Informatiemanagement onderzoek 2014
23
4. Conclusies In Hoofdstuk 3 zijn de afzonderlijke onderzoeksresultaten weergegeven en besproken. De belangrijkste en meest opvallende conclusies worden hieronder opgesomd en toegelicht en geven richting aan de informatiemanagement functie en de informatiemanagers.
Conclusie 1: Steeds meer focus van IM op Strategie en Business De constatering dat in 70% van de organisaties de focus ligt op de strategische en business gerichte activiteiten bevestigt de trend dat informatiemanagement zich steeds meer richt op de business en steeds meer aandacht besteed aan het leveren van toegevoegde waarde in business termen. Door nauw samen te werken met de business stakeholders kan informatiemanagement daadwerkelijk de business inspireren en de informatievoorziening inzetten om de business nog succesvoller te maken. De noodzaak voor samenwerking met de business wordt ook in het merendeel van de organisaties onderkend.

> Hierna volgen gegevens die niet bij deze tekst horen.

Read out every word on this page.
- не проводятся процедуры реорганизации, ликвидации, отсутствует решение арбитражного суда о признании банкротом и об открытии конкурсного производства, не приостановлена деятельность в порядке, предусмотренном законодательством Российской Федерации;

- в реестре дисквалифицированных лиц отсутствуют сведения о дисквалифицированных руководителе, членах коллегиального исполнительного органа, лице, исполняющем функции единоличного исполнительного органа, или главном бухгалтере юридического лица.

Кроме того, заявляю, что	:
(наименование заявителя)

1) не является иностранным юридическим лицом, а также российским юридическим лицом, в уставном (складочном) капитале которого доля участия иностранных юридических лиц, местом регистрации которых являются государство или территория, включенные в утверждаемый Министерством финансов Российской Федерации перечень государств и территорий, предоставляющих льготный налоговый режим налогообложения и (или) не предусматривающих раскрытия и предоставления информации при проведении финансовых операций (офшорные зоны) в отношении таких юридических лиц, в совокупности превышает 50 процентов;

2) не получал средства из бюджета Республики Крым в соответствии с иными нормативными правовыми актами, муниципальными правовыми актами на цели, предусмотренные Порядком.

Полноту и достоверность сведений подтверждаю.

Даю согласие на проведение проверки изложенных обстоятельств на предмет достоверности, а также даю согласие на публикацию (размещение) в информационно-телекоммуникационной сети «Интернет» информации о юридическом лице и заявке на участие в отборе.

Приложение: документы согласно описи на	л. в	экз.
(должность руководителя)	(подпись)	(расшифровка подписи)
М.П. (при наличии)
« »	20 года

Conclusie 2: IM niet volwassener geworden? De constatering dat dat de volwassenheid van IM-processen gemiddeld gelijk is gebleven ten opzichte van 2013 lijkt erop te duiden dat professionalisering van IM processen geen focus heeft. Als we echter verder kijken blijkt dat er voldoende basis is om de processen professioneel uit te voeren. De processen bevinden zich op een volwassenheidsniveau 2 hetgeen betekent dat de processen zodanig zijn ingericht dat de benodigde producten op een gecontroleerde manier gerealiseerd kunnen worden. Dit geeft de informatiemanager ruimte om de aandacht te richten op de samenwerking met de business en een strategische bijdrage te leveren aan het succes van de organisatie. Hoewel deze strategische inbreng van groot belang is, is het net zo belangrijk dat IM op passende wijze blijft werken aan de inrichting van de processen, om continue verbetering te realiseren. Hogere volwassenheid duidt dan niet zozeer op meer formele en beschreven processen, maar op het consequent uitvoeren en herijken van deze processen.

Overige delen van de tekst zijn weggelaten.